Bagi Romo Mangun, pendidikan merupakan salah satu sarana untuk pembentukan identitas dan pendewasaan seseorang. Dengan demikian, pendidikan yang tidak memberikan kebebasan kepada murid dan hanya menyampaikan nilai-nilai mayoritas tidak akan menghasilkan “kemanusiaan”. Sebab, manusia merupakan animal rationale, makhluk yang memiliki berakal budi. Makhluk yang mampu berpikir, kemudian menentukan pilihan serta bertindakan atas dasar pilihannya. Ini yang kemudian kita sebut sebagai manusia merdeka. Dan kemerdekaan ini mestinya telah dapat dicapai sejak masih kanak-kanak.
Setidaknya inilah yang dapat kita lihat melalui sekolah eksperimental Mangunan, dikhususkan tiga jenjang sekolah pertama, SD, SMP, SMA. Selain aturan pokok yang tidak memberatkan, nyaris kebijakan di sekolah ditentukan bersama antara pihak sekolah dengan wali murid. Misalnya besaran biaya sekolah, satu dengan lain murid bisa jadi berbeda, tergantung kemampuan masing-masing. Seragam hanya satu dan dipakai hari Senin, selebihnya pakaian asal sopan.
Pun demikian dengan metode pengajarannya. Sekolah ini menekankan kemampuan murid dalam mengeksplorasi pengetahuan sebagai ilmu kehidupan. Suasana pembelajaran diciptakan menyenangkan mungkin sehingga murid mudah menerima pengetahuan.
Pilihan model sekolah ini dapat kita lihat sebagai keberpihakan Romo Mangun kepada orang-orang miskin yang tak mampu menjangkau pendidikan.
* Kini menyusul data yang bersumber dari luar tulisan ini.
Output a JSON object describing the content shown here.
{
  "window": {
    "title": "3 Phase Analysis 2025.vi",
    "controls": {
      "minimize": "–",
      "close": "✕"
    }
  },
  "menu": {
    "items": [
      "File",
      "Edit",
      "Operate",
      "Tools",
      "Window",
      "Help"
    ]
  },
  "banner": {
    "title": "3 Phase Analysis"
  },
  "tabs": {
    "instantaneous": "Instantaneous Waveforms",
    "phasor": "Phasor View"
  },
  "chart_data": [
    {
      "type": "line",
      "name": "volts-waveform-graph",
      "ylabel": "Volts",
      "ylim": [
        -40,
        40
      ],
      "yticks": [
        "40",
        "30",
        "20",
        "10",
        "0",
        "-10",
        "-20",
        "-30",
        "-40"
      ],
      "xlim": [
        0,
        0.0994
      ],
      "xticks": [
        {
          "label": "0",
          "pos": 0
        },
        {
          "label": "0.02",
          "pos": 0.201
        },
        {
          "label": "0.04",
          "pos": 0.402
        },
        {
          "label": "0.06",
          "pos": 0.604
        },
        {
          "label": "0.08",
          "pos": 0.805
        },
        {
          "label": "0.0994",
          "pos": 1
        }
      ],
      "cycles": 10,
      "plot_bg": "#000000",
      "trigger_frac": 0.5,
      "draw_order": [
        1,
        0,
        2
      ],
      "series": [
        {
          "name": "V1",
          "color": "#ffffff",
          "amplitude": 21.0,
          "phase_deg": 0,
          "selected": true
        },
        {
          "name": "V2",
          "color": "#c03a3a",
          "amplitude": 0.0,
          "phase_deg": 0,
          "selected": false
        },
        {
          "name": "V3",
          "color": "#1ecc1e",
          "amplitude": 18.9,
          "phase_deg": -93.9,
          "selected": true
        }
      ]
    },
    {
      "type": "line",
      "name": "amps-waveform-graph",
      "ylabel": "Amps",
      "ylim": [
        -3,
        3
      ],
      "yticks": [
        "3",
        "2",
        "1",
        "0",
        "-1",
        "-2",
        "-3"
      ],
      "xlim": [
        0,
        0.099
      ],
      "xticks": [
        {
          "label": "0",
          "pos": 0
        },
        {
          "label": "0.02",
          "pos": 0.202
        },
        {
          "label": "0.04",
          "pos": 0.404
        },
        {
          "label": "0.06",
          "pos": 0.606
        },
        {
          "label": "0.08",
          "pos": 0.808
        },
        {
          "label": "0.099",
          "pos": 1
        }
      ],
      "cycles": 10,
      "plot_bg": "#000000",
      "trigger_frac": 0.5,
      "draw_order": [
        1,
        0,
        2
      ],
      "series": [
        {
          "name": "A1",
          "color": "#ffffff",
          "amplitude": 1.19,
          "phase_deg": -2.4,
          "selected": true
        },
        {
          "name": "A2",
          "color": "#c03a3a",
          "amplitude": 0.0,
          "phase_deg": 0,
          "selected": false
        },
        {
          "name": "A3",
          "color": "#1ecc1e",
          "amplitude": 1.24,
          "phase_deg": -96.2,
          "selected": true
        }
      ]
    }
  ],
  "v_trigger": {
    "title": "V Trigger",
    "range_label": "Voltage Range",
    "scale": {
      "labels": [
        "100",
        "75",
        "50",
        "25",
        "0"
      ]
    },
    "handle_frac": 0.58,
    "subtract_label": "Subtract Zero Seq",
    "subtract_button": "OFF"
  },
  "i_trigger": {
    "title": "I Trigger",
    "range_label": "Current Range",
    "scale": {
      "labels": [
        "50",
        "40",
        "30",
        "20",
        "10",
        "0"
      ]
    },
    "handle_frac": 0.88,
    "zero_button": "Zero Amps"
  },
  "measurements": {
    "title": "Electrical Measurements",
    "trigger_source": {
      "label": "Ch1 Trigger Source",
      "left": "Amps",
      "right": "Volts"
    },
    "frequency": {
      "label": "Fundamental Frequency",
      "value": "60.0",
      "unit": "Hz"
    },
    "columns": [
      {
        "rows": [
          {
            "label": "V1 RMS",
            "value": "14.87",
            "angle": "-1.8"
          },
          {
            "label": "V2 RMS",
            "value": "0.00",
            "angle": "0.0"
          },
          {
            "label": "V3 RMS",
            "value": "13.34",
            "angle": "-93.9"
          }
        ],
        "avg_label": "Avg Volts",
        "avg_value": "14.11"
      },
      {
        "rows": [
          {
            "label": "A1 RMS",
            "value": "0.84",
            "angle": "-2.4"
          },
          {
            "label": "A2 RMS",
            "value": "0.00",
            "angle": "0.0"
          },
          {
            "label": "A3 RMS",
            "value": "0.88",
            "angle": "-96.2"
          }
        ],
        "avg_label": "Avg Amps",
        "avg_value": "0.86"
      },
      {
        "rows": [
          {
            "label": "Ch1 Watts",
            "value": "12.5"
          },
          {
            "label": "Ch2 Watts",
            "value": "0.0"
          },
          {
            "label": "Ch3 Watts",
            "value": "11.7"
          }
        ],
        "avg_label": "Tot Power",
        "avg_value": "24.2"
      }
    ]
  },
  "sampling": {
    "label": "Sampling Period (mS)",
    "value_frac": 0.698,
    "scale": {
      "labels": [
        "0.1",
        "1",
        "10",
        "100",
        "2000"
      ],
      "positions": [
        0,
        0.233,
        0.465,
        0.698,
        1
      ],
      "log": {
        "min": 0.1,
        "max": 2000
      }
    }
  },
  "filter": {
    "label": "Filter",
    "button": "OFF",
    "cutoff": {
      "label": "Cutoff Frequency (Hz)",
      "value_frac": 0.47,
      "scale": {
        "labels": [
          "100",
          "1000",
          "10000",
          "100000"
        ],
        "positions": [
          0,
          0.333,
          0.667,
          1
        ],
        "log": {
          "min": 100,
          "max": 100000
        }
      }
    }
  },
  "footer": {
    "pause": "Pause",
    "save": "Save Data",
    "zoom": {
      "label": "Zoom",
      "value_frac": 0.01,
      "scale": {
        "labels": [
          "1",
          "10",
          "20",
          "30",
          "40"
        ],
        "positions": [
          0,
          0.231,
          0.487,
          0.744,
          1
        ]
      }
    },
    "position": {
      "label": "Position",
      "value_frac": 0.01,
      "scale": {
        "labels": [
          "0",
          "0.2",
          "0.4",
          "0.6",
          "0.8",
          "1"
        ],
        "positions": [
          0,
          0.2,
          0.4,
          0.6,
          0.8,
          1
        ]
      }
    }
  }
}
Juga pendidikan yang tak melakukan indoktrinasi kepada murid, melainkan “pemerdekaan”. Model pendidikan seperti ini bertahun-tahun kemudian menjadi model yang “mahal”.
Jika sastra hanya selingan bagi Romo Mangun, tentu tak akan banyak karya yang dihasilkan. Setidaknya, ia telah menerbitkan 36 karya berupa esai, cerpen, dan novel. Karya masterpiece-nya, Burung-Burung Manyar diganjar Ramon Magsaysay Award pada 1996. Roman ini tidak sebagaimana umumnya roman masa revolusi yang menampilkan pahlawan dan musuh, melainkan menyoal bagaimana seorang manusia menjalani hidup dengan segala kompleksitasnya, dari mana mau ke mana atau sangkan paran.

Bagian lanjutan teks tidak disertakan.